Une étude publiée par le Conseil pour la science et la technologie agricoles (CAST), indique que les Êtres humains devraient tirer la plus grande part de leurs protéines de la viande, des œufs et des produits laitiers.
Dénommé « Protéines d’origine animale et végétale dans le cadre d’une alimentation humaine équilibrée », l’objectif de cette étude était de « formuler » un régime alimentaire équilibré en acides aminés, composés organiques qui constituent les éléments de base des protéines.
Le Rapport du CAST qui regroupe un réseau d’experts qui diffuse des informations scientifiques auprès du public, des médias et des décideurs politiques ne rejette pas catégoriquement les protéines végétales, mais préconisent les humains devraient tirer leurs protéines à la fois d’animaux et de végétaux s’ils désirent être en bonne santé.
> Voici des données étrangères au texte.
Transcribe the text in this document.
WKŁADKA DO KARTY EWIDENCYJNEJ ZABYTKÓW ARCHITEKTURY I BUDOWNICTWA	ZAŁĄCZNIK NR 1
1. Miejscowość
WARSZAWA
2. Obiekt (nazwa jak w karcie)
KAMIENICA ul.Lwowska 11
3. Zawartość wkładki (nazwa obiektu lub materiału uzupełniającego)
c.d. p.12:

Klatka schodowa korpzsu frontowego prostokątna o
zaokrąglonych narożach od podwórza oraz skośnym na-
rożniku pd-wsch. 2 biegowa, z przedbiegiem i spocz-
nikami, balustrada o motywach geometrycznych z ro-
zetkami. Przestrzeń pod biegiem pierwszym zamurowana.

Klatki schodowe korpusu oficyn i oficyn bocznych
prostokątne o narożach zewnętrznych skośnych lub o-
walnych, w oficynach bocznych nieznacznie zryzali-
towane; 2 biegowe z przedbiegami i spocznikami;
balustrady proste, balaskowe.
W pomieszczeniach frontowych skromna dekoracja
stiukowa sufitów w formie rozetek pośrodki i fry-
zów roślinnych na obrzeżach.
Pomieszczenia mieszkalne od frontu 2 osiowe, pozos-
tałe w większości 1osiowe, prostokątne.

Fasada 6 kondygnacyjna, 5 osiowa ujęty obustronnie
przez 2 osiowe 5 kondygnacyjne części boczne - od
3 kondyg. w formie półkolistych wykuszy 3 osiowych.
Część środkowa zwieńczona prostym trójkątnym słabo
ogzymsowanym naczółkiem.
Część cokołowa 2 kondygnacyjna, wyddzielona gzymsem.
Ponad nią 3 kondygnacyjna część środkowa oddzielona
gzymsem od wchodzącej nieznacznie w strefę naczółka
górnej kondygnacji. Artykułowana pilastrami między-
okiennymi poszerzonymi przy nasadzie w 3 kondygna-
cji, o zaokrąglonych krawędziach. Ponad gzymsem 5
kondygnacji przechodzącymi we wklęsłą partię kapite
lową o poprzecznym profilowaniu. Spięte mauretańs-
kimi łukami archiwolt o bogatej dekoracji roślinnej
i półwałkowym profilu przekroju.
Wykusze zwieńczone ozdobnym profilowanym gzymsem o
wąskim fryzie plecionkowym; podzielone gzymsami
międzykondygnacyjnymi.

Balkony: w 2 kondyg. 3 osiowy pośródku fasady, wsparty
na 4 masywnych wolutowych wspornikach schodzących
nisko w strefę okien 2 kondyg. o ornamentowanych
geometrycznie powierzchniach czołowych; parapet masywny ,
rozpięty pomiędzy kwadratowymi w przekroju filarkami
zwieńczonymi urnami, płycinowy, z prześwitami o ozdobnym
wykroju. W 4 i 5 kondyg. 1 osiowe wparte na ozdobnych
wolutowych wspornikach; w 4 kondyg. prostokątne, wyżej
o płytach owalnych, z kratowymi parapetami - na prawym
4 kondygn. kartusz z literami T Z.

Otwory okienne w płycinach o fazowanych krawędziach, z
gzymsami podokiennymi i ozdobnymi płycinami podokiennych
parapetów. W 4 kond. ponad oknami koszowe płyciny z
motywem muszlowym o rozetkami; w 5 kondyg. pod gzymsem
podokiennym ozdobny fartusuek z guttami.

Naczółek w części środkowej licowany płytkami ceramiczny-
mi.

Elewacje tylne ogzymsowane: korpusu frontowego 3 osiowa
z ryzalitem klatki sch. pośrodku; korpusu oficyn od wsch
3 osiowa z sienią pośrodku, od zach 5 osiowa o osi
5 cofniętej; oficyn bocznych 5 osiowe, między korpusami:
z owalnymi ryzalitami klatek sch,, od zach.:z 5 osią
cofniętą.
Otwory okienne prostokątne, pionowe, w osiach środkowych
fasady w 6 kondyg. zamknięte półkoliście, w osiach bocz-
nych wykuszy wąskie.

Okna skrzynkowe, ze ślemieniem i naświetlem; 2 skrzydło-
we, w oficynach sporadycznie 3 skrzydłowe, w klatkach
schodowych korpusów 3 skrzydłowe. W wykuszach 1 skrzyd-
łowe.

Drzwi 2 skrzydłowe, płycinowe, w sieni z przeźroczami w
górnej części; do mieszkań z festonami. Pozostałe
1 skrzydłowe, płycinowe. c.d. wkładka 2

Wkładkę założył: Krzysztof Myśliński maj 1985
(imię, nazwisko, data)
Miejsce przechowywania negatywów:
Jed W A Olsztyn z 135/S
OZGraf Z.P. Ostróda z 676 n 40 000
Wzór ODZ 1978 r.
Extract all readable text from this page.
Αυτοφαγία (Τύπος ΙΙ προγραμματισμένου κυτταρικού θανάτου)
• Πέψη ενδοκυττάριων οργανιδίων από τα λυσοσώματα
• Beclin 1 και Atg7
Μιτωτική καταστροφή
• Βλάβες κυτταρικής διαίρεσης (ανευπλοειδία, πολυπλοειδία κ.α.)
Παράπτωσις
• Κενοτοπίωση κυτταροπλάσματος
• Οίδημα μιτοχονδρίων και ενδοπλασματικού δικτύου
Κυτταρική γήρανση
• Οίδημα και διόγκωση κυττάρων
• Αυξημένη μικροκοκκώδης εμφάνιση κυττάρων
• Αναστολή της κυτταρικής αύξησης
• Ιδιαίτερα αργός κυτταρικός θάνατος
« De manière générale, un mélange complémentaire de protéines animales et végétales est fortement recommandé pour une santé et une croissance optimales, les données actuelles suggérant un ratio approximatif de 65 à 75 % de protéines animales et de 25 à 35 % de protéines végétales », indique un résumé du rapport.
« Bien que les protéines végétales et animales contiennent toutes deux des pourcentages élevés de certains acides aminés… les protéines végétales sont généralement pauvres en lysine, glycine, proline, thréonine, tryptophane et en acides aminés soufrés, plus abondants dans les protéines d’origine animale. Notamment, la taurine et la créatine, absentes des plantes, sont présentes en abondance dans la viande et les autres protéines d’origine animale. », précise les auteurs.
Les scientifiques estiment que la carence en acides aminés (AA) peut survenir aussi lorsque l’apport en protéines est adéquat mais de faible qualité, car dépourvu d’un ou plusieurs AA (essentiels).
Selon eux, « Les protéines d’origine animale sont généralement plus efficaces pour fournir des acides aminés (essentiels) que les protéines d’origine végétale en raison de leur profil d’acides aminés et de leur digestibilité supérieurs ».